Trump es un peligro, pero Pence es una amenaza gravísima, que representa al sector más retrógrada de la sociedad norteamericana: el wasp rencoroso, el white trash irredento. El sector de los cretinos que piensa que el triunfo del candidato le da validez a su discurso, y que ha comenzado a llevar a la práctica lo que Trump hizo más que sugerir durante la campaña. Los ataques a los hispanos y a los negros se han sucedido en los últimos días, y las muestras de racismo se incrementan de manera espeluznante. El triunfo de Trump no es una sorpresa, sin embargo, como lo afirma Bernie Sanders en la pieza publicada hace unos días en el NYT: “No es una sorpresa que los millones de personas que votaron por Trump lo hicieran porque están asqueados del statu quo prevalente en la economía, la política y los medios”.
La reflexión de Sanders es interesante, y vale la pena leerla porque el descontento norteamericano refleja, en buena medida, el que viviremos en el proceloso camino hacia nuestra elección presidencial de 2018.

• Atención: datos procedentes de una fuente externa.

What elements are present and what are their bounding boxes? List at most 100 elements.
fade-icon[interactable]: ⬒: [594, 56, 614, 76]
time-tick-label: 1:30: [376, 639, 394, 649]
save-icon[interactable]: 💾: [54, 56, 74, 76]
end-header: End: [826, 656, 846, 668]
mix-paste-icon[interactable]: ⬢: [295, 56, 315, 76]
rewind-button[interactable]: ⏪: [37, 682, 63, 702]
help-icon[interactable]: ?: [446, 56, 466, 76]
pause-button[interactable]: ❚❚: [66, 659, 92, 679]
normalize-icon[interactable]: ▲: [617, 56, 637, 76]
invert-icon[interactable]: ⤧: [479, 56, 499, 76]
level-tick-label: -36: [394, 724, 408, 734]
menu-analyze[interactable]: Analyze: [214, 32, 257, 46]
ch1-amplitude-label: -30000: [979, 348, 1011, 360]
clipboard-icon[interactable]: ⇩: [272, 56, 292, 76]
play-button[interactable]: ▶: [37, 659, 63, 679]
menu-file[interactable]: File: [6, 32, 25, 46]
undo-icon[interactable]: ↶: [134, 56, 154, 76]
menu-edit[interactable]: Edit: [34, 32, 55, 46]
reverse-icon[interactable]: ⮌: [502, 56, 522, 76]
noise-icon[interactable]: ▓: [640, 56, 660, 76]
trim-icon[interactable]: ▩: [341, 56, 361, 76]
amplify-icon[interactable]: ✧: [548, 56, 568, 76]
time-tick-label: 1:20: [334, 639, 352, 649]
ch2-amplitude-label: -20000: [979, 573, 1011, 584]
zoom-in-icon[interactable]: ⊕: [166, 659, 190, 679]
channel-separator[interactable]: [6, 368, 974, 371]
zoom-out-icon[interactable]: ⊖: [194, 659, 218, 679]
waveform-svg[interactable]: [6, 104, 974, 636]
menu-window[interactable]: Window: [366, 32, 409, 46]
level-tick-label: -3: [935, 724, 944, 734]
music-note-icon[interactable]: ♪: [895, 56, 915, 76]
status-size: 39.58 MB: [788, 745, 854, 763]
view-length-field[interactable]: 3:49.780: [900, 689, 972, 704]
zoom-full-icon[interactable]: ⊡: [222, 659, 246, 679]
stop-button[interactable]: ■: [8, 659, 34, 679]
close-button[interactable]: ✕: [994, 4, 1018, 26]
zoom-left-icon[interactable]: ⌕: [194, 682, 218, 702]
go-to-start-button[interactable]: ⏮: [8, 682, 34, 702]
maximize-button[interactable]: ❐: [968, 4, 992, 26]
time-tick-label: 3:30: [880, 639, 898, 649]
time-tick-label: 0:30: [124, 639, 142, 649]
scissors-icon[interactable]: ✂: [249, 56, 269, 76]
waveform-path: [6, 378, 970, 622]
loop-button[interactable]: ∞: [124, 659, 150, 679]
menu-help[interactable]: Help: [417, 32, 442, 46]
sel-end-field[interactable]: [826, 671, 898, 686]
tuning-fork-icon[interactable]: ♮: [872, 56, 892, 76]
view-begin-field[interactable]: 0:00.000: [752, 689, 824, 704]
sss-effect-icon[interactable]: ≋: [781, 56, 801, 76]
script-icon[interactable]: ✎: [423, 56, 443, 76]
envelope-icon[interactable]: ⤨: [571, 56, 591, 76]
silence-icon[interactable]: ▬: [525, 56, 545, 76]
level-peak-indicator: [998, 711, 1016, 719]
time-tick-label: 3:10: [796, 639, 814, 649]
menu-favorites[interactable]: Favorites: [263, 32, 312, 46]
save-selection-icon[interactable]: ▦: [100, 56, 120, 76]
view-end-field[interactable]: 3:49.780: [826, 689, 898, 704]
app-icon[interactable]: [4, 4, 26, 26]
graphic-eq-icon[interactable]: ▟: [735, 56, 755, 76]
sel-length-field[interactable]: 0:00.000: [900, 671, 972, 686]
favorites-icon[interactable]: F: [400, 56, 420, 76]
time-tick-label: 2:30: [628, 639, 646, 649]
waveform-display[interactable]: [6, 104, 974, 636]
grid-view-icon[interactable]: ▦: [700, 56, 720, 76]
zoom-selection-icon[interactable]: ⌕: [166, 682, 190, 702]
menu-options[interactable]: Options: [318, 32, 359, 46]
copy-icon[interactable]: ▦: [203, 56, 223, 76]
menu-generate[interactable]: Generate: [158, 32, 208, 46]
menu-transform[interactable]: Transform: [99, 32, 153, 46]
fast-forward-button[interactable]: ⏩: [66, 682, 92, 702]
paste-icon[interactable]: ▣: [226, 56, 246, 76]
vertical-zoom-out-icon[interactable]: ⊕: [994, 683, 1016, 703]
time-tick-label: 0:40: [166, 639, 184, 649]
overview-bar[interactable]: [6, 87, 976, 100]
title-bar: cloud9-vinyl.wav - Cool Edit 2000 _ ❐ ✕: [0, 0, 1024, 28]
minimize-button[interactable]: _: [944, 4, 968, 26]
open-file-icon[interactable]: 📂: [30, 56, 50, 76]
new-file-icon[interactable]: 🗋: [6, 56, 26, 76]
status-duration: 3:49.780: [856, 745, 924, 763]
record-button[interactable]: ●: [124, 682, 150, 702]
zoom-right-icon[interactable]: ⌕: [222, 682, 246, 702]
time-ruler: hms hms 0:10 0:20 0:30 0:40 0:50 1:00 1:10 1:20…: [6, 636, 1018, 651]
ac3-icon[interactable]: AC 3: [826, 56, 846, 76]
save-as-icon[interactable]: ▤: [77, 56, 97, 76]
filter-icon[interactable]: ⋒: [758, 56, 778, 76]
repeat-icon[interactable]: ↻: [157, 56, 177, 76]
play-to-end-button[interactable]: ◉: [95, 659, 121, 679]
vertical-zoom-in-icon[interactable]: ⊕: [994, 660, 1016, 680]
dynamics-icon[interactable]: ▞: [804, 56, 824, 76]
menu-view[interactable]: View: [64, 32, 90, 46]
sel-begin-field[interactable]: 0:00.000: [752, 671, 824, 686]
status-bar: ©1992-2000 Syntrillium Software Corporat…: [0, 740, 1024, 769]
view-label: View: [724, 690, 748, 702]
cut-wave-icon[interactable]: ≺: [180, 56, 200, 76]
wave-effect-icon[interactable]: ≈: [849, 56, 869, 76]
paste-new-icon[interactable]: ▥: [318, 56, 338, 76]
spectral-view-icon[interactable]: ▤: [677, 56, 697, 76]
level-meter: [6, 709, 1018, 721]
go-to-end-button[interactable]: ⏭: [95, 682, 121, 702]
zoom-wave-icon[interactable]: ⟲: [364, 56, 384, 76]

La clase obrera observa cómo los políticos tienen ingresos millonarios, mientras ignoran sus necesidades; el trabajo escasea, pero los directivos se llevan beneficios desproporcionados; las poblaciones rurales viven la desolación mientras que las corporaciones para las que trabajan se llevan el beneficio fuera de las comunidades. No existen cuidados infantiles, las universidades no son costeables, las cuentas para el retiro están vacías en los bancos. La vivienda está fuera del alcance, el costo de la salud es demasiado elevado y demasiadas familias viven la tragedia de las vidas sesgadas por las drogas, el alcohol y el suicidio.
Estados Unidos necesita un cambio, concluye Sanders. Un cambio que ha prometido y que dudosamente podrá lograr —de manera positiva— Donald Trump. Un cambio que en su momento asumieron —y votaron— pueblos tan disímbolos como el colombiano y el inglés en decisiones incomprensibles. Un cambio que, ahora que las aguas están menos revueltas, más de algún oportunista se apresta a prometer —algunos por tercera ocasión— en nuestro país.